We now know from that manifesto that Gendron traveled some 200 miles from his rural hometown to reach that supermarket in Buffalo because it was in a neighborhood with lots of Black people, authorities said.

Alongside racist, anti-immigrant rantings, the manifesto laid out how he planned to kill as many Black people as possible, authorities said. That he would shoot the security guard near the entrance before firing upon Black shoppers. That he had studied the floor plan and knew each aisle. What he would eat for lunch.

The FBI is investigating what happened as a “hate crime and racially motivated violent extremism.” Erie County Sheriff John Garcia called the motive for the mass shooting “pure evil.”

It’s also a widespread, white supremacist ideology that has gone mainstream.

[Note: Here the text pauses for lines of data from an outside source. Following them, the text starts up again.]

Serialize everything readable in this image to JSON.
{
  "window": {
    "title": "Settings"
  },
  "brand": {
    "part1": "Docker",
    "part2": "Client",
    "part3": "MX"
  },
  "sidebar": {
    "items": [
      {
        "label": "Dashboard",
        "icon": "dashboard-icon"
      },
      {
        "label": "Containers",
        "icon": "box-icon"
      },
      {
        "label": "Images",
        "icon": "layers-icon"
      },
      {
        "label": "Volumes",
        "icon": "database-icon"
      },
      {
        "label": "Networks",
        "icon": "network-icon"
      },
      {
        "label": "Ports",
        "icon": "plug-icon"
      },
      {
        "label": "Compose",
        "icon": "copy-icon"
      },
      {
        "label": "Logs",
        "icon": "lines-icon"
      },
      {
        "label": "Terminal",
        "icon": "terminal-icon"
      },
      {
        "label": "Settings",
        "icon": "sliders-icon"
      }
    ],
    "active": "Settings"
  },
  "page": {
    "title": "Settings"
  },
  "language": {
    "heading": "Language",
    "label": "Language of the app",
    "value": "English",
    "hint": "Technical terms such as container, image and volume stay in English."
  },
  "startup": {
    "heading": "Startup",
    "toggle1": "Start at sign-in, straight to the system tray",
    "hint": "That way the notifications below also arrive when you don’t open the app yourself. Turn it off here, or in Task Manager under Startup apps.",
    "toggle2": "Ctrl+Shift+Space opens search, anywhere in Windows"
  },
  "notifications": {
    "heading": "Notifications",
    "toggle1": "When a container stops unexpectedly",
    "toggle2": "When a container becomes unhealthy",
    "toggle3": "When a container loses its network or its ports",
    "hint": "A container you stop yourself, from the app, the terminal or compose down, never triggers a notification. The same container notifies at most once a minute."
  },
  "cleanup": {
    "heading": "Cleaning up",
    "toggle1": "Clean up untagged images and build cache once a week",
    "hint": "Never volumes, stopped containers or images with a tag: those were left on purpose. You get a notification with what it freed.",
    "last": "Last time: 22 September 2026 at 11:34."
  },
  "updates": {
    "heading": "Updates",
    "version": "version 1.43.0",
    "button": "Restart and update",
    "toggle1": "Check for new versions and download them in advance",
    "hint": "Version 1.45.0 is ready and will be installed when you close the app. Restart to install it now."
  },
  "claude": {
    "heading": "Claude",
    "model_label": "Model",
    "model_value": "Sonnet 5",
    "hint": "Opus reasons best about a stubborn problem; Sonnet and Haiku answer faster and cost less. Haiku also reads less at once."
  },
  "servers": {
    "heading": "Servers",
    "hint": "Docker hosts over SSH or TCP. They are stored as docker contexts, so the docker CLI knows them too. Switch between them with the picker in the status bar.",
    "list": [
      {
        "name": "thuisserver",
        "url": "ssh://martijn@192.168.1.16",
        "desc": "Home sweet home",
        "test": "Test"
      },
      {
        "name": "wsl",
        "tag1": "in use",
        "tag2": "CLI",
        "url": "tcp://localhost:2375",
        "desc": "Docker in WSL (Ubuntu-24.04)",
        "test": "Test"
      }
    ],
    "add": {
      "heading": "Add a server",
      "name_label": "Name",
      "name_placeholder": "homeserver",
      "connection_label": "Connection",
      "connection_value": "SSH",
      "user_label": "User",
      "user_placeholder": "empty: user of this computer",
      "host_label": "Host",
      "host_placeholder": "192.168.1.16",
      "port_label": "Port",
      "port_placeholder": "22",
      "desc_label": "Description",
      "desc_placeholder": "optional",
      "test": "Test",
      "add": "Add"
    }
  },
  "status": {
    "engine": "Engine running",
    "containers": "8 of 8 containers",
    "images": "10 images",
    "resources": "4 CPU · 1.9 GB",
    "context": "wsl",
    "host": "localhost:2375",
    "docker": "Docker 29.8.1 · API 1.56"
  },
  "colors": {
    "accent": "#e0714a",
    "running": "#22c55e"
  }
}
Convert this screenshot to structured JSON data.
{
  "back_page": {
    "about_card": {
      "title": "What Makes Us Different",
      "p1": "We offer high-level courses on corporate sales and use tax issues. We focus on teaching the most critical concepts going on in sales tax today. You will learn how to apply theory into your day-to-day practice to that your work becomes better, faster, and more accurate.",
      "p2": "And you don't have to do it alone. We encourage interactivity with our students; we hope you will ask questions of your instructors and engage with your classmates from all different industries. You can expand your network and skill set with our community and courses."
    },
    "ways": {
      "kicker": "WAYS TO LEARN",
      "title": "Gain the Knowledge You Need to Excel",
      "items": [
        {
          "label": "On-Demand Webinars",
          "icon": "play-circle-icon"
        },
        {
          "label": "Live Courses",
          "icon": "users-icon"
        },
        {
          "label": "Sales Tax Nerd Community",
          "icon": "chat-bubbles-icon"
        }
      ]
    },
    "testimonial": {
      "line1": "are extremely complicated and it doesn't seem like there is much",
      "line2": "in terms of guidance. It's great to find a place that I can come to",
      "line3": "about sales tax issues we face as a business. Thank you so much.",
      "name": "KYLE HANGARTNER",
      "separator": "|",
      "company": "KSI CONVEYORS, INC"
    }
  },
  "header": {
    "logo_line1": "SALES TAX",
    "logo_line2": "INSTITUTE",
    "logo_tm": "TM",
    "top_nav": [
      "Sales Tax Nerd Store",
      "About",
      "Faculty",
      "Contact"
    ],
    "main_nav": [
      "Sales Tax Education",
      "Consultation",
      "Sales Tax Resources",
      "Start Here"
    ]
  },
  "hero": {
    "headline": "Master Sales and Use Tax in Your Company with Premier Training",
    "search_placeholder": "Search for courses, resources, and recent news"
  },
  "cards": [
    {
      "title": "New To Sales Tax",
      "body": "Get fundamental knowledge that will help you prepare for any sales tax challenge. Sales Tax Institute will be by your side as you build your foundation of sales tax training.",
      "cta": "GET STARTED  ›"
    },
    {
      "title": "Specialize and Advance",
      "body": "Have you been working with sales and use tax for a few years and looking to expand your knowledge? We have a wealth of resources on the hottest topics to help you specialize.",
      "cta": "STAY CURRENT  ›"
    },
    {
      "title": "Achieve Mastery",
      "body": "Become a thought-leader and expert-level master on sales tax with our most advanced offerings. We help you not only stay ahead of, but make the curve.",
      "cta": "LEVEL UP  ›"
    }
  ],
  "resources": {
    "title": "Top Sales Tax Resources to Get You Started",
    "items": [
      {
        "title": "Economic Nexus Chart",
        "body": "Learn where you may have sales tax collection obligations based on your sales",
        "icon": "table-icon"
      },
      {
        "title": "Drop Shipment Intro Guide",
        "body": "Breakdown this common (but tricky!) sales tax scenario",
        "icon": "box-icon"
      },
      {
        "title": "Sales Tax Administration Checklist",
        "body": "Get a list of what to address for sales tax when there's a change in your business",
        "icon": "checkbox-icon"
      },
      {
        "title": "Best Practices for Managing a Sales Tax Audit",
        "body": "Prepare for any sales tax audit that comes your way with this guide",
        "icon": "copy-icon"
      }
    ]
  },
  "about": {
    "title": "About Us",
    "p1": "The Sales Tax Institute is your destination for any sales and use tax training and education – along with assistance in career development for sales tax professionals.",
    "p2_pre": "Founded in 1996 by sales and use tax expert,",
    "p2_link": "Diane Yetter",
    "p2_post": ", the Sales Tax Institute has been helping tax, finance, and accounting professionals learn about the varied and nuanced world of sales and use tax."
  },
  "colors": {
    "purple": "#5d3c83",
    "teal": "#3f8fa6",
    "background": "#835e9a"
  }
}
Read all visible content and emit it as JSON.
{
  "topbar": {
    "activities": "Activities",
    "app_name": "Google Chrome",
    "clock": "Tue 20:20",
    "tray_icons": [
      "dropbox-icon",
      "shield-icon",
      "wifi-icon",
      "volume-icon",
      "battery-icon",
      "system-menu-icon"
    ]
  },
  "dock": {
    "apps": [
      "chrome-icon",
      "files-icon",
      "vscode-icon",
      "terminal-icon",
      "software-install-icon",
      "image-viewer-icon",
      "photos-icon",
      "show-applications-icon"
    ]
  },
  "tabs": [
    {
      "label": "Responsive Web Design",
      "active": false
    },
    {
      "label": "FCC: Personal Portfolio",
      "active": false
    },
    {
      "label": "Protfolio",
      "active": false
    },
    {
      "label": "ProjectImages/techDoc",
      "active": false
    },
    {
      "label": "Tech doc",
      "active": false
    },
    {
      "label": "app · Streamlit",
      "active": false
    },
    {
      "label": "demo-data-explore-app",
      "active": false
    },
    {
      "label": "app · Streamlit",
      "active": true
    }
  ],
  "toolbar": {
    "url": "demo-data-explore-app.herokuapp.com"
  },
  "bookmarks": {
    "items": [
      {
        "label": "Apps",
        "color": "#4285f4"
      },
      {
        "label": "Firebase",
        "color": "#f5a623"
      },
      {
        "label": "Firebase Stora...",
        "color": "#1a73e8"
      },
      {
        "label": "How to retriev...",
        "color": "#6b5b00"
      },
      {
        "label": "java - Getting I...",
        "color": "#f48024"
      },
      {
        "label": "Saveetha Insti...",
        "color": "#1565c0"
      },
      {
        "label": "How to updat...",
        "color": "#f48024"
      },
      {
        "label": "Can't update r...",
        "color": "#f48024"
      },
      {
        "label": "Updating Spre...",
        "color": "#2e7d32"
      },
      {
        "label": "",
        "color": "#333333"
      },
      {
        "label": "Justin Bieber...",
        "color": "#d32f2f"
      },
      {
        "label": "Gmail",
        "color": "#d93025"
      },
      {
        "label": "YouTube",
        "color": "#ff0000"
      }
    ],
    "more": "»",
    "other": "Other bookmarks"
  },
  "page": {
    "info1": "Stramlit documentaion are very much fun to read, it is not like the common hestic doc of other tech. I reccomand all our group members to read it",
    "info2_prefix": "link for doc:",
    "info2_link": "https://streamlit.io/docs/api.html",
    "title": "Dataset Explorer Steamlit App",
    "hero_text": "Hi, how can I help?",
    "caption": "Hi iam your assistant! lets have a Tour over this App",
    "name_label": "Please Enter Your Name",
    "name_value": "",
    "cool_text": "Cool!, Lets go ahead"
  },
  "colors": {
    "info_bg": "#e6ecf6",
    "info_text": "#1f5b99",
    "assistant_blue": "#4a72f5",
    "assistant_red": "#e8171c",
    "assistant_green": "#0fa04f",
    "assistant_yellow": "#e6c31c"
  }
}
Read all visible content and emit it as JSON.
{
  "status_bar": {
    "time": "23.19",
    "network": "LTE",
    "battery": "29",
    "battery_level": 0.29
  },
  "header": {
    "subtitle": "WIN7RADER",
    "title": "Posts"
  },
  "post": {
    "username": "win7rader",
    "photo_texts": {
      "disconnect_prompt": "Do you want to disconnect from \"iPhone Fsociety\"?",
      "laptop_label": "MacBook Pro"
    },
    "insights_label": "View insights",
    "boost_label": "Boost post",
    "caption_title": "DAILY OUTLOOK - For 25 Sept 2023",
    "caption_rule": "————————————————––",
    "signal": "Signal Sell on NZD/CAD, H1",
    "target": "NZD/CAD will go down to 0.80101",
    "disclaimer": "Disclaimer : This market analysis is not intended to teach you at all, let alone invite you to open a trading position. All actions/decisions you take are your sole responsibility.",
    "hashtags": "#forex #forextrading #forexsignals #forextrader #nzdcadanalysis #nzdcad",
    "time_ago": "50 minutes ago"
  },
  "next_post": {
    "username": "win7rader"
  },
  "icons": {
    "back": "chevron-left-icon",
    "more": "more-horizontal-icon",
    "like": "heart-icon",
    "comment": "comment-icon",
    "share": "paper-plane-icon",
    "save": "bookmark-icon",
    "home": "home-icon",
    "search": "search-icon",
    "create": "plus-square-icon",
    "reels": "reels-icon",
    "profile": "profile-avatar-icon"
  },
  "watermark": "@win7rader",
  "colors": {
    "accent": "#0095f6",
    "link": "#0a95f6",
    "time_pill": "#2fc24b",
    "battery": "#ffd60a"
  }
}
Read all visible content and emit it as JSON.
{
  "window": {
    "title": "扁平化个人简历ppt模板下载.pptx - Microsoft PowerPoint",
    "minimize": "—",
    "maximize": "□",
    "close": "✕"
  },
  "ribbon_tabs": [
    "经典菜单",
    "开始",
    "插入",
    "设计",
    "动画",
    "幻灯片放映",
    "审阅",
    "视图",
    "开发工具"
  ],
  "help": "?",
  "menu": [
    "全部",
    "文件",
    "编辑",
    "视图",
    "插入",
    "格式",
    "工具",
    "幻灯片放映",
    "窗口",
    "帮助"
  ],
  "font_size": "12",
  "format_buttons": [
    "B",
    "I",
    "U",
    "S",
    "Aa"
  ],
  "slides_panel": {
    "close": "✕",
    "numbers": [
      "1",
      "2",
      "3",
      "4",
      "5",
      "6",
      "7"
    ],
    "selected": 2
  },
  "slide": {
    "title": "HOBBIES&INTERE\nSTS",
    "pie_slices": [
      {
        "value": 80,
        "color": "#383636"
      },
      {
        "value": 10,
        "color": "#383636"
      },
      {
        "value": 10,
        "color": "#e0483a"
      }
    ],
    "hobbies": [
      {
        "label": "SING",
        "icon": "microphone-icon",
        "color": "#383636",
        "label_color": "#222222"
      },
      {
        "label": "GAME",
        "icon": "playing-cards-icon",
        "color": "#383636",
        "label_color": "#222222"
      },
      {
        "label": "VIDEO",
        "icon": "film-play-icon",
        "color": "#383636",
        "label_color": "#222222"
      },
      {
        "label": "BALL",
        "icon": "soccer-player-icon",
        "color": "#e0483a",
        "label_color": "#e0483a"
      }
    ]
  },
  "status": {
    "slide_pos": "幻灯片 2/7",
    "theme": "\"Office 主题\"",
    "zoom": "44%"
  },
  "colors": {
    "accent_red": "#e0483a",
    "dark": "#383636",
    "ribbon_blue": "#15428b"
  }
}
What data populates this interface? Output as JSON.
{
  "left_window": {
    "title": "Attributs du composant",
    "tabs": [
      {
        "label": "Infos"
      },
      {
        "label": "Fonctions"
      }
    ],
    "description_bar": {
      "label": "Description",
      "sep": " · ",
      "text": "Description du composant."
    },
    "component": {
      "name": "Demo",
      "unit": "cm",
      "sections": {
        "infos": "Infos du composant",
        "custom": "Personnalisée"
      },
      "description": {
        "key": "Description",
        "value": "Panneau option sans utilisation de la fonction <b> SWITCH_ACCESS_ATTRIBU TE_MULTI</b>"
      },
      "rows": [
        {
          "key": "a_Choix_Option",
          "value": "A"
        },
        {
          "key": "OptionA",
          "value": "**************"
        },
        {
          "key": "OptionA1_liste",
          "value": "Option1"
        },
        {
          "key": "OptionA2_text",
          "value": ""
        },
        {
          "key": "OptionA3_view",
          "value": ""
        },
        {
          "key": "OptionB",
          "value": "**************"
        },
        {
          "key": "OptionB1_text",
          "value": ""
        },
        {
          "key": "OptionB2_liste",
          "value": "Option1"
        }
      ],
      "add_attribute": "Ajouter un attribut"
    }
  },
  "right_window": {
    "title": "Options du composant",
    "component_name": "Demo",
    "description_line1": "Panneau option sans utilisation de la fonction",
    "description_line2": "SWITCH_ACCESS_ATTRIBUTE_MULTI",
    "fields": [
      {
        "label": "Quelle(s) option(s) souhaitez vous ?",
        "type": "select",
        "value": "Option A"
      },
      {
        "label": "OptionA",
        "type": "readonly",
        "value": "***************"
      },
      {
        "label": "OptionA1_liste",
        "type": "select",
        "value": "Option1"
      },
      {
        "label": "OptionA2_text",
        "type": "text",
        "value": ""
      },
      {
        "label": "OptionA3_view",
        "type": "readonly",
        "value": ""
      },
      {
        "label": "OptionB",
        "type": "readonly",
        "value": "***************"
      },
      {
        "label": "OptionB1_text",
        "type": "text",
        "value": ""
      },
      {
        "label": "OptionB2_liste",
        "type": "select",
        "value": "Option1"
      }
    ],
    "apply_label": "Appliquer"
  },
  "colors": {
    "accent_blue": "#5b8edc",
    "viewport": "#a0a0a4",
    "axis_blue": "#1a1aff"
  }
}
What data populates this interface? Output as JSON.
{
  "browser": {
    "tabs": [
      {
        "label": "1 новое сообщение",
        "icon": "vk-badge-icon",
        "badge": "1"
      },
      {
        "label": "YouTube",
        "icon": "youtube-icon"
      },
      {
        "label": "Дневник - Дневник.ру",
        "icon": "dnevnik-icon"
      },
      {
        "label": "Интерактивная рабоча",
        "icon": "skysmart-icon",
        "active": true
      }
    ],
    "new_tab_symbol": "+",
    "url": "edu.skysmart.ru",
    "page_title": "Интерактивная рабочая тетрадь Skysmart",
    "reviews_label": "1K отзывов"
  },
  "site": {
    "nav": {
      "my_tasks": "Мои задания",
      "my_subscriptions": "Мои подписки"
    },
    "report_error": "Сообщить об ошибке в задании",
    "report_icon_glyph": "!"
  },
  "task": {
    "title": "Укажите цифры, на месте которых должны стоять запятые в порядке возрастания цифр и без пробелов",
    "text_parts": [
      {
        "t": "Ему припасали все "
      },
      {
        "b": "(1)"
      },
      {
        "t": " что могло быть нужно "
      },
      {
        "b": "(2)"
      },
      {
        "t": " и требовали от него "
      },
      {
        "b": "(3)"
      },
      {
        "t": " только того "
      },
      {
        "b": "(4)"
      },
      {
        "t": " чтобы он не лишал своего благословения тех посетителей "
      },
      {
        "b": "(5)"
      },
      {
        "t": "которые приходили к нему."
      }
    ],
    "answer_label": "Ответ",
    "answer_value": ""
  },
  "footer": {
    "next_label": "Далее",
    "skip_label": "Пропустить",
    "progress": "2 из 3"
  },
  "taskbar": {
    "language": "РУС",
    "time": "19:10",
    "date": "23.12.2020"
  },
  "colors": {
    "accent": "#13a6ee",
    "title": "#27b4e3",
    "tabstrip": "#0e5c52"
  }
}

Late last year, a poll from the Associated Press-NORC Center for Public Affairs Research found that about a third of American adults believe an effort is afoot to “replace” U.S.-born Americans with immigrants.

In addition, roughly 3 in 10 think additional immigration will cause native, presumably white, Americans to lose their economic, political and cultural influence.

Unsurprisingly, Republicans are more likely than Democrats to share these views, according to the poll. One reason is that irresponsible conservative pundits keep touting the “Great Replacement” theory as an explanation for everything from the loss of manufacturing jobs in the Midwest to a spike in deaths from overdoses among white people addicted to painkillers.

As Tucker Carlson said on Fox News last April: “I know that the left and all the little gatekeepers on Twitter become literally hysterical if you use the term ‘replacement,’ if you suggest that the Democratic Party is trying to replace the current electorate, the voters now casting ballots, with new people, more obedient voters from the Third World. But they become hysterical because that’s what’s happening, actually.”

It’s a lie, and it’s ridiculous and it’s dangerous, especially in the era of social media. And yet, it never stops — even here.